Le Président : Bien. Une autre question ?

Me. BEAUTHIER : Dans la lettre du 23 mai que vous connaissez, il est indiqué que le cas du magasinier est inquiétant et qu'il faut le remplacer temporairement par quelqu'un d'autre. Est-ce que vous pouvez nous éclairer sur le problème de ce magasinier ? Est-ce que vous en avez connaissance ?

le témoin 153 : Oui, le magasinier-là, il était… il était du Nord. A l'époque-là, il était parti dans la région où il y avait des confrontations entre l’armée rwandaise de l'époque et les forces du FPR. Alors, à ce moment-là, il n'a pas pu trouver une issue de revenir à la SORWAL et c'est de cela que HIGANIRO, il précise que son cas est inquiétant mais qu'on pouvait le remplacer temporairement par quelqu'un d'autre.

Le Président : Bien. Maître BEAUTHIER ?

Me. BEAUTHIER : Une dernière question, Monsieur le président. Qui était caissier en avril 1994 à la SORWAL ?

le témoin 153 : Bon. Avant les évènements de… avant les évènements génocidaires, il y avait une dame qui était caissière. Et avant le génocide, elle a été amenée au Zaïre parce que son mari était un Zaïrois. Alors, comme on apprend ça, c'était Innocent NkuyubWAtsi qui a pris les…

Me. BEAUTHIER : Quelles compétences avait-il pour ça ?

le témoin 153 : Bon, écoutez. A cette époque-là, tous les ordres venaient d'en haut. Lui n'avait pas fait de la comptabilité. Je vous ai bien dit qu'il était militaire, il fréquentait l'école des sous-officiers.
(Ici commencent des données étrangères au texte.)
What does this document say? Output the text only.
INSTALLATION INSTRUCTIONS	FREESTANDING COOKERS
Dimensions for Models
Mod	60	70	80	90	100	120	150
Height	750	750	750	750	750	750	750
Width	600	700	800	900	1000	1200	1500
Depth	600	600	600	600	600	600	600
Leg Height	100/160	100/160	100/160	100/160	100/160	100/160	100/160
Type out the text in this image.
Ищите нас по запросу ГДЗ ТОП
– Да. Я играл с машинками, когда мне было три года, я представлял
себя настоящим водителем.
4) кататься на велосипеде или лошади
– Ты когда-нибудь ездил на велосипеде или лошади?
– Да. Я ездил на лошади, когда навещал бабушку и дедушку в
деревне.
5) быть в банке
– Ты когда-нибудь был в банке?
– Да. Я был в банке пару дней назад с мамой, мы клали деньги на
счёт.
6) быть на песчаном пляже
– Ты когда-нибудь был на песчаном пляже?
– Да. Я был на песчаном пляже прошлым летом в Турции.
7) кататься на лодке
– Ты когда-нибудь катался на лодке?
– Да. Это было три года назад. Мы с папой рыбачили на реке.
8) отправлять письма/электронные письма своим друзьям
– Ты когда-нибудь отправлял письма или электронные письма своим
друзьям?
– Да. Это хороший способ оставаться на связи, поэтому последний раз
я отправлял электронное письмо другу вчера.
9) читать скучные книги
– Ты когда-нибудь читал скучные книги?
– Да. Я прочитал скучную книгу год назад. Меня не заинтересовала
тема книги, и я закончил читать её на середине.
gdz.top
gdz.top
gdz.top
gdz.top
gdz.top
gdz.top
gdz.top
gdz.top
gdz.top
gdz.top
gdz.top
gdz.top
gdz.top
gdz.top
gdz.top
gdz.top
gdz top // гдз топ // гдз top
Mais à ce moment-là, d'un coup, c'est lui qu'on a choisi. On l'a mis à la caisse.

Le Président : Il savait compter quand même ?

le témoin 153 : Ah oui ! Il avait fait l'école secondaire. Cycle inférieur, les trois premières, si vous voulez.

Le Président : Une autre question ? Maître GILLET.

Me. GILLET : Oui, Monsieur le président. Je voudrais savoir si, en tant que chef de fabrication, le témoin avait connaissance des commandes des marchandises pour livrer à la SORWAL et du prix de ces commandes.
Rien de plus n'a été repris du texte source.